In order to confirm the two-dimensional gel electrophoresis proteomics mass spectrometry data, western blot analysis was performed on selected proteins, the results of which are presented in Figures 3 to 5. When not performed on both cell lines, the analysis was performed only on the more sensitive of the two, the MDAMB231. The results obtained from the western blot analysis corresponded well with the results from the proteomics database search. The expression of the small GTPases, GDI-2 and CDC42, showed an increase in MDAMB231 cells. Analysis of the expression of the membrane-bound, active RhoA surprisingly indicated no change after exposure to lovastatin lactone, in contrast to a significant decrease during treatment with lovastatin acid. In the protein group associated with the E2F1 pathway, the expression of E2F1, as well as MSH2, MCM7 and HMGB1 was more pronounced in the lovastatin acid group than in the lovastatin lactone treatment group. Time-dependent changes were, again, more prominent in MDAMB231 than in MDAMB468 cells. The same specific trend towards higher sensitivity of MDAMB231 cells to lovastatin acid continued in the expression of proteins related to Akt signaling. Although the expression of PTEN increased, its associated regulator protein DJ-1 was down-regulated, as was pAkt itself. Conversely, NDRG1, an Akt downstream target, was upregulated by lovastatin lactone and acid.

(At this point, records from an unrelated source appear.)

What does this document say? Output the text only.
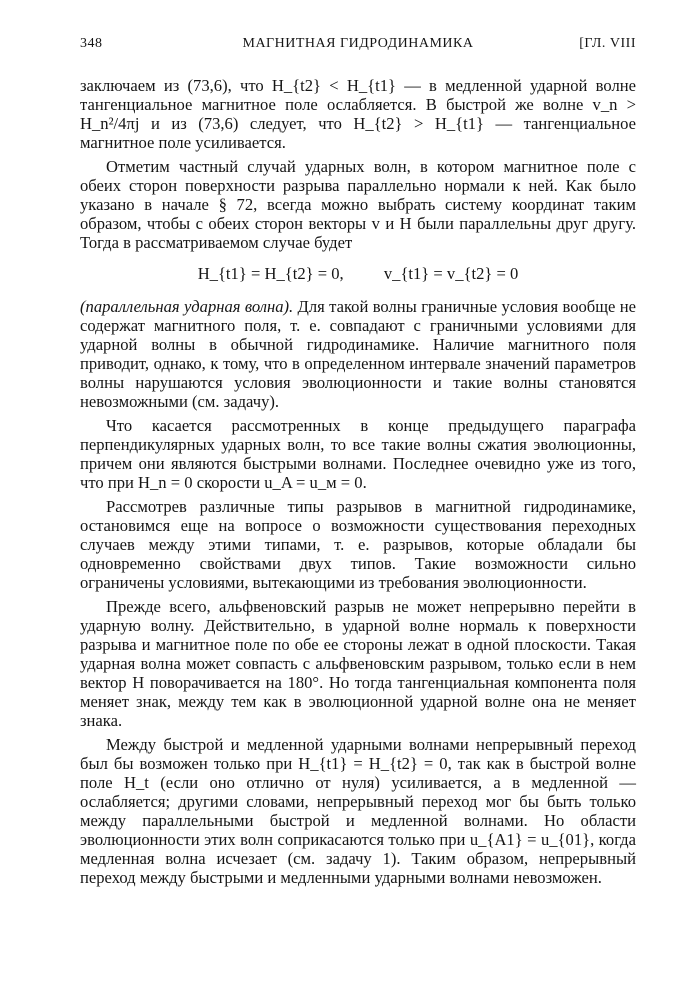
348	МАГНИТНАЯ ГИДРОДИНАМИКА	[ГЛ. VIII

заключаем из (73,6), что H_{t2} < H_{t1} — в медленной ударной волне тангенциальное магнитное поле ослабляется. В быстрой же волне v_n > H_n²/4πj и из (73,6) следует, что H_{t2} > H_{t1} — тангенциальное магнитное поле усиливается.

Отметим частный случай ударных волн, в котором магнитное поле с обеих сторон поверхности разрыва параллельно нормали к ней. Как было указано в начале § 72, всегда можно выбрать систему координат таким образом, чтобы с обеих сторон векторы v и H были параллельны друг другу. Тогда в рассматриваемом случае будет

H_{t1} = H_{t2} = 0, v_{t1} = v_{t2} = 0

(параллельная ударная волна). Для такой волны граничные условия вообще не содержат магнитного поля, т. е. совпадают с граничными условиями для ударной волны в обычной гидродинамике. Наличие магнитного поля приводит, однако, к тому, что в определенном интервале значений параметров волны нарушаются условия эволюционности и такие волны становятся невозможными (см. задачу).

Что касается рассмотренных в конце предыдущего параграфа перпендикулярных ударных волн, то все такие волны сжатия эволюционны, причем они являются быстрыми волнами. Последнее очевидно уже из того, что при H_n = 0 скорости u_A = u_м = 0.

Рассмотрев различные типы разрывов в магнитной гидродинамике, остановимся еще на вопросе о возможности существования переходных случаев между этими типами, т. е. разрывов, которые обладали бы одновременно свойствами двух типов. Такие возможности сильно ограничены условиями, вытекающими из требования эволюционности.

Прежде всего, альфвеновский разрыв не может непрерывно перейти в ударную волну. Действительно, в ударной волне нормаль к поверхности разрыва и магнитное поле по обе ее стороны лежат в одной плоскости. Такая ударная волна может совпасть с альфвеновским разрывом, только если в нем вектор H поворачивается на 180°. Но тогда тангенциальная компонента поля меняет знак, между тем как в эволюционной ударной волне она не меняет знака.

Между быстрой и медленной ударными волнами непрерывный переход был бы возможен только при H_{t1} = H_{t2} = 0, так как в быстрой волне поле H_t (если оно отлично от нуля) усиливается, а в медленной — ослабляется; другими словами, непрерывный переход мог бы быть только между параллельными быстрой и медленной волнами. Но области эволюционности этих волн соприкасаются только при u_{A1} = u_{01}, когда медленная волна исчезает (см. задачу 1). Таким образом, непрерывный переход между быстрыми и медленными ударными волнами невозможен.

Dihydrolipoamide S-acetyltransferase and ATP citrate lyase are enzymes that are involved in the production of acetyl-CoA. A reduction in their expression decreases production of acetyl-CoA. This has a negative effect on fatty acid and cholesterol synthesis. Our NMR data revealed a significant reduction of choline-containing phospholipids, fatty acids and cholesterol concentrations as a result of lovastatin treatment. Additionally, we identified a transporter, the sterol carrier protein-X/2, which is not only involved in cholesterol, fatty acids and phospholipids trafficking 66, but also has a high affinity for isoprenyl pyrophosphates (GGPP, FPP, GPP) 67. Its downregulation suggests that both, the production of isoprenylated intermediates and their transport are influenced by lovastatin.